Ji Xiaopeng, Tang Zhaohui, Osborne Sonya R, Van Nguyen Thi Phuoc, Mullens Amy B, Dean Judith A, Li Yan
School of Mathematics, Physics and Computing, Centre for Health Research, University of Southern Queensland, Toowoomba, QLD, Australia.
School of Nursing and Midwifery, Centre for Health Research, Institute for Resilient Regions, University of Southern Queensland, Ipswich, QLD, Australia.
Front Public Health. 2025 Jan 3;12:1511689. doi: 10.3389/fpubh.2024.1511689. eCollection 2024.
A novel automatic framework is proposed for global sexually transmissible infections (STIs) and HIV risk prediction. Four machine learning methods, namely, Gradient Boosting Machine (GBM), Random Forest (RF), XG Boost, and Ensemble learning GBM-RF-XG Boost are applied and evaluated on the Demographic and Health Surveys Program (DHSP), with thirteen features ultimately selected as the most predictive features. Classification and generalization experiments are conducted to test the accuracy, F1-score, precision, and area under the curve (AUC) performance of these four algorithms. Two imbalanced data solutions are also applied to reduce bias for classification performance improvement. The experimental results of these models demonstrate that the Random Forest algorithm yields the best results on HIV prediction, whereby the highest accuracy, and AUC are 0.99 and 0.99, respectively.

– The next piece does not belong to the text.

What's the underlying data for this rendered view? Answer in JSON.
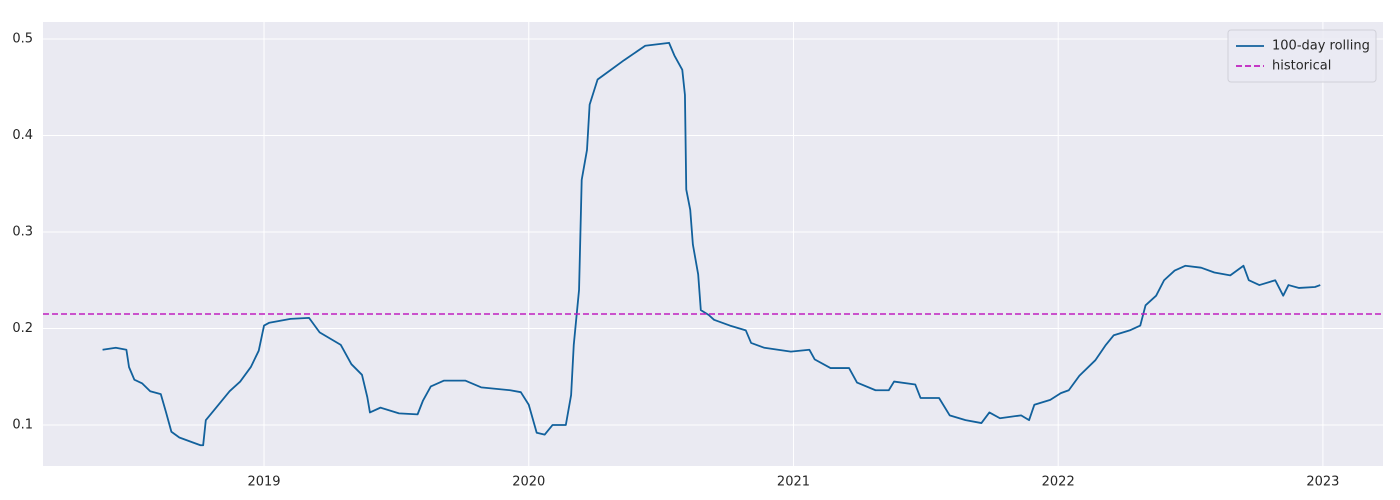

The performance of the STI prediction achieves the best when the Synthetic Minority Oversampling Technique (SMOTE) is applied (Accuracy = 0.99, AUC = 0.99), which outperforms the state-of-the-art baselines. Two possible factors that may affect the classification and generalization performance are further analyzed. This automatic classification model helps to improve convenience and reduce the cost of HIV testing.
提出了一种用于全球性传播感染(STIs)和艾滋病毒风险预测的新型自动框架。在人口与健康调查计划(DHSP)上应用并评估了四种机器学习方法,即梯度提升机(GBM)、随机森林(RF)、XGBoost和集成学习GBM-RF-XGBoost,最终选择了13个特征作为最具预测性的特征。进行了分类和泛化实验,以测试这四种算法的准确性、F1分数、精确率和曲线下面积(AUC)性能。还应用了两种不平衡数据解决方案来减少偏差,以提高分类性能。这些模型的实验结果表明,随机森林算法在艾滋病毒预测方面产生了最佳结果,其最高准确率和AUC分别为0.99和0.99。当应用合成少数过采样技术(SMOTE)时,性传播感染预测的性能达到最佳(准确率 = 0.99,AUC = 0.99),优于现有技术的基线。进一步分析了可能影响分类和泛化性能的两个因素。这种自动分类模型有助于提高便利性并降低艾滋病毒检测成本。